The WACCE Executive Director said women and girls were both victims and vulnerable targets for radicalization and recruitment and that as seen in many parts of West Africa including Northern Nigeria, Mali, Niger and Northern Burkina Faso, women and girls have been used as conduits to detonate Improvised Explosive Devices at IDP camps, market centers and other public places.
He said most PVE and CVE programs have been disproportionately focused and targeted at men, to the neglect of women, adding that, women and girls represent a key factor in preventing radicalization.
“Women play a catalytic role in shaping behavioral patterns and character development of the individual as they spend a disproportionately larger amount of time at home with children and young adults”.
Mr.

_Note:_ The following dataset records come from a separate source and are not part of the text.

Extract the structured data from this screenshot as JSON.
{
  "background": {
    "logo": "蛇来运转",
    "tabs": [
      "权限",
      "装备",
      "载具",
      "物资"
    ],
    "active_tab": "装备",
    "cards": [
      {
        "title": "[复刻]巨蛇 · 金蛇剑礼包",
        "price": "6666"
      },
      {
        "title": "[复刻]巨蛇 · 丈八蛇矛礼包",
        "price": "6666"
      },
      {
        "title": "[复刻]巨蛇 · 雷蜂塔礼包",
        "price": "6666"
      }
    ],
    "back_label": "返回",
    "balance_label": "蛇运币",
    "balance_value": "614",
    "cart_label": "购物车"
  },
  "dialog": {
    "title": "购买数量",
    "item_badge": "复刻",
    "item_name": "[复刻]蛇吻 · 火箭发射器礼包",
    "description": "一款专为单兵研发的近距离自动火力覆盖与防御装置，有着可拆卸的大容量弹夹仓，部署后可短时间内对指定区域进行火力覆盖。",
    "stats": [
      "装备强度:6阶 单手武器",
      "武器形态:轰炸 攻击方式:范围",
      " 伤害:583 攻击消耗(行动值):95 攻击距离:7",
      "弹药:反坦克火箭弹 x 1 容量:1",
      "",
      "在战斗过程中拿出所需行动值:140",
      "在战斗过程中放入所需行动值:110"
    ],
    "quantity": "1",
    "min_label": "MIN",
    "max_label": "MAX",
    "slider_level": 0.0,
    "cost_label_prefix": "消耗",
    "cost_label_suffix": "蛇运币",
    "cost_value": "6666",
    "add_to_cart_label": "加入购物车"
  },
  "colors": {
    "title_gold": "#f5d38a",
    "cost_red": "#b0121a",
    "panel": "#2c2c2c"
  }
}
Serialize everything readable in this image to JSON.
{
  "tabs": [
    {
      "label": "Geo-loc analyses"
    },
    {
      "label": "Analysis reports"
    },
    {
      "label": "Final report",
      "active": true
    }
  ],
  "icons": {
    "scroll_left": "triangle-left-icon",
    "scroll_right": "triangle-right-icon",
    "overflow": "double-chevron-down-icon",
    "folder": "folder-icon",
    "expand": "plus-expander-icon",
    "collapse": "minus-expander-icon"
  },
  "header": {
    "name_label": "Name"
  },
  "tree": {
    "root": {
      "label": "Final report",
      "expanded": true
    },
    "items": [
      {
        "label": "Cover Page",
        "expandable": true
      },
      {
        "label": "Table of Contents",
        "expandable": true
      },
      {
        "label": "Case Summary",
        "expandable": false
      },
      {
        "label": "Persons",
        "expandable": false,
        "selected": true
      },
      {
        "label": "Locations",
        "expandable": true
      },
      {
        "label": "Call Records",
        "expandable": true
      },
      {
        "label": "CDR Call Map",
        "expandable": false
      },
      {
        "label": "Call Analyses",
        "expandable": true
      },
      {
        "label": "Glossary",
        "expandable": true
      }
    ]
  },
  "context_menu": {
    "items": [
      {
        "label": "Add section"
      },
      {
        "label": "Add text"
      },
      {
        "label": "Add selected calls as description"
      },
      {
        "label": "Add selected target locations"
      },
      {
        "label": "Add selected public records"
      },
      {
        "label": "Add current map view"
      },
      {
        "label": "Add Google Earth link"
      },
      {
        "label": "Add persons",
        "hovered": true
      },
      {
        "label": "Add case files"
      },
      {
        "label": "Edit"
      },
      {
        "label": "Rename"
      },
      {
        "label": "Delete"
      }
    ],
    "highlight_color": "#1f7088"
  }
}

Muqthar said it was ironic and unrealistic to seek success against violent extremism without the frontal role of women and girls and that where the traditional male-led role fails in preventing violent extremism, women can succeed.
“Women with adequate knowledge and training on PVE can effect a huge positive change in the lives of vulnerable individuals. It is based on these facts and factors that we are organizing this program”.
Mr. Muqthar said WACCE with the support of the US Embassy and other partners, has trained more than 1,800 peace ambassadors in vulnerable areas in the last three years to help prevent violent extremism in Ghana.
He is confident and hopeful that this campaign will be successful in helping our country Ghanaato avoid the scourge of terrorism that has engulfed our neighbors in the region and thank the media, for their continious support and to ensure the successful implementation and dissemination of the outcomes of this program.
The West Africa Centre for Counter-Extremism (WACCE) is an independent not-for-profit organization focused on counter-terrorism research in West Africa.
It is the leading organization focused on Preventing Violent Extremism in Ghana. Its research and outreach programs are intended at uncovering the underpinnings of radicalization and violent extremism to support state and regional counter-terrorism policies and strategies.
For more than 5 years WACCE have worked with local communities, state and non-state actors to deepen understanding around violent extremism and its drivers. WACCE’s PVE programs have helped to stop more than 22 individuals from joining terrorist groups.